That jokes

Asshole

Someone butt-dialed me again yesterday. It seems that only assholes want to talk to me.

Tesla

Did you know that new Teslas don't come with the new car smell?

They come with an Elon Musk.

Dish

I decided that I'll end it all, but when I drove off, I remembered I forgot to do the dishes.

Mama

Your mama is so fat that she took a picture at Christmas, and it's still downloading.

Memes

Kid

I went up to the blind kid and said, "Can you get that for me?" and he said, "I can't, I'm blind." And so I said, "I see."

Well

Why did the man fall into a well? He couldn’t see that well.

Warship

Why do Swedish warships have barcodes on them?
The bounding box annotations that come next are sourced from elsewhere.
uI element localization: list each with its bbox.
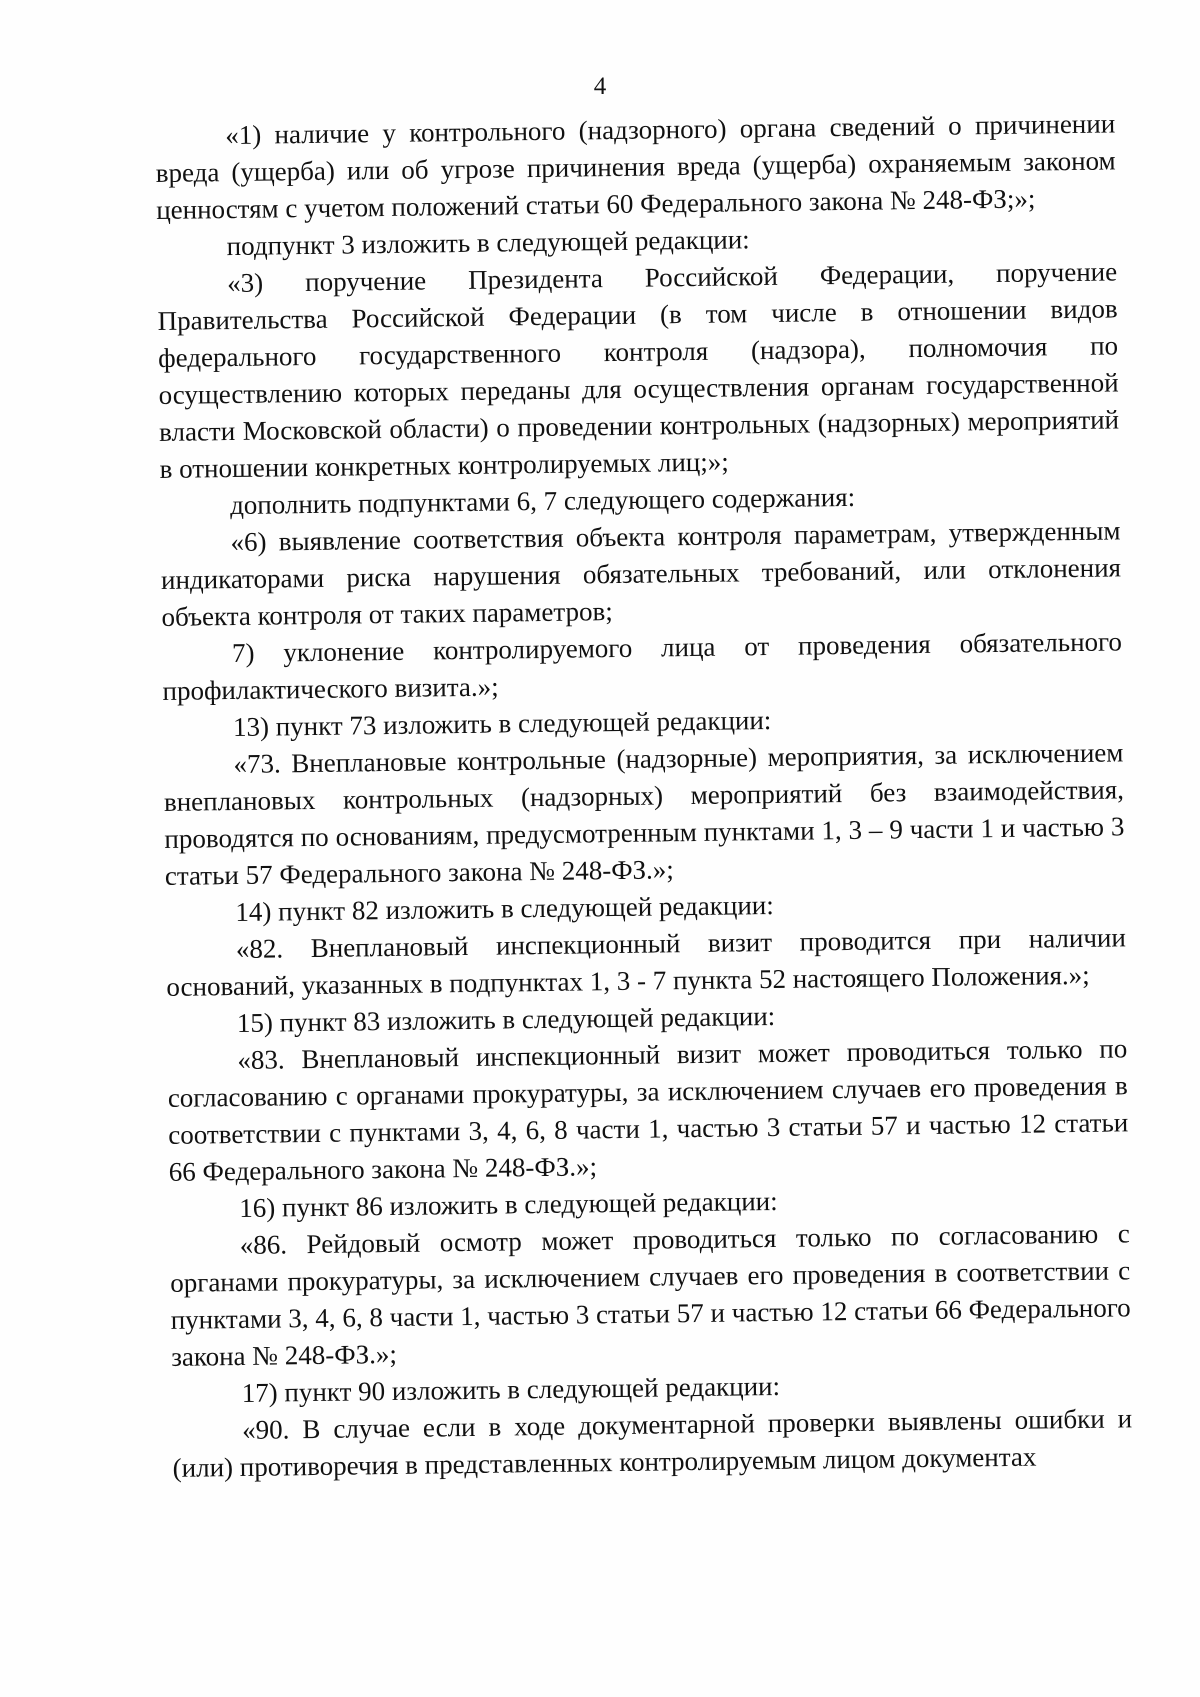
paragraph-instruction-add-subclauses: дополнить подпунктами 6, 7 следующего содержания: — [229, 481, 856, 521]
page-number: 4 — [593, 73, 607, 100]
paragraph-clause-1: «1) наличие у контрольного (надзорного) органа сведений о причинении вреда (ущерба) или об угрозе причинения вреда (ущерба) охраняемым законом ценностям с учетом положений статьи 60 Федерального закона № 248-ФЗ;»; — [155, 108, 1116, 225]
paragraph-clause-6: «6) выявление соответствия объекта контроля параметрам, утвержденным индикаторами риска нарушения обязательных требований, или отклонения объекта контроля от таких параметров; — [160, 515, 1122, 632]
document-body — [155, 105, 1133, 1486]
paragraph-clause-3: «3) поручение Президента Российской Федерации, поручение Правительства Российской Федерации (в том числе в отношении видов федерального государственного контроля (надзора), полномочия по осуществлению которых переданы для осуществления органам государственной власти Московской области) о проведении контрольных (надзорных) мероприятий в отношении конкретных контролируемых лиц;»; — [157, 256, 1120, 484]
paragraph-item-13: 13) пункт 73 изложить в следующей редакции: — [232, 704, 772, 743]
paragraph-point-86: «86. Рейдовый осмотр может проводиться только по согласованию с органами прокуратуры, за исключением случаев его проведения в соответствии с пунктами 3, 4, 6, 8 части 1, частью 3 статьи 57 и частью 12 статьи 66 Федерального закона № 248-ФЗ.»; — [170, 1218, 1131, 1372]
paragraph-point-82: «82. Внеплановый инспекционный визит проводится при наличии оснований, указанных в подпунктах 1, 3 - 7 пункта 52 настоящего Положения.»; — [166, 922, 1127, 1002]
paragraph-point-90: «90. В случае если в ходе документарной проверки выявлены ошибки и (или) противоречия в представленных контролируемым лицом документах — [172, 1403, 1133, 1483]
paragraph-item-15: 15) пункт 83 изложить в следующей редакции: — [236, 1000, 776, 1039]
paragraph-item-14: 14) пункт 82 изложить в следующей редакции: — [235, 889, 774, 928]
paragraph-instruction-subclause-3: подпункт 3 изложить в следующей редакции: — [226, 224, 750, 262]
paragraph-point-73: «73. Внеплановые контрольные (надзорные) мероприятия, за исключением внеплановых контрольных (надзорных) мероприятий без взаимодействия, проводятся по основаниям, предусмотренным пунктами 1, 3 – 9 части 1 и частью 3 статьи 57 Федерального закона № 248-ФЗ.»; — [163, 737, 1125, 891]
paragraph-point-83: «83. Внеплановый инспекционный визит может проводиться только по согласованию с органами прокуратуры, за исключением случаев его проведения в соответствии с пунктами 3, 4, 6, 8 части 1, частью 3 статьи 57 и частью 12 статьи 66 Федерального закона № 248-ФЗ.»; — [167, 1033, 1129, 1187]
paragraph-item-16: 16) пункт 86 изложить в следующей редакции: — [239, 1185, 778, 1223]
paragraph-clause-7: 7) уклонение контролируемого лица от проведения обязательного профилактического визита.»; — [162, 626, 1123, 706]
paragraph-item-17: 17) пункт 90 изложить в следующей редакции: — [241, 1370, 781, 1408]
So that when they return to port, they can Scandinavian.

Poop

So, I took a poop outside. When I was done, I wiped and got it on my finger. After that, I had Nutella, and I thought the poop on my hand was Nutella, and I licked it. I said, "Daddy chill, what in the heck is this crap?!!!!!!!!!!!!!!!!!!!!!!!!!!!!!!"

Woman

A woman is slightly drunk, watching a video, when she yells at the screen, "Don't go into that church you dumb bitch!"

Her husband asks, "What are you watching?"

"Our wedding video."

Orphan

Did you know that the F in orphan means family?

There's no F in orphan?

Exactly.

Juggling

It's not that the man did not know how to juggle, he just didn't have the balls to do it.

Time

If you eat a clock, then does that mean you’ve consumed time?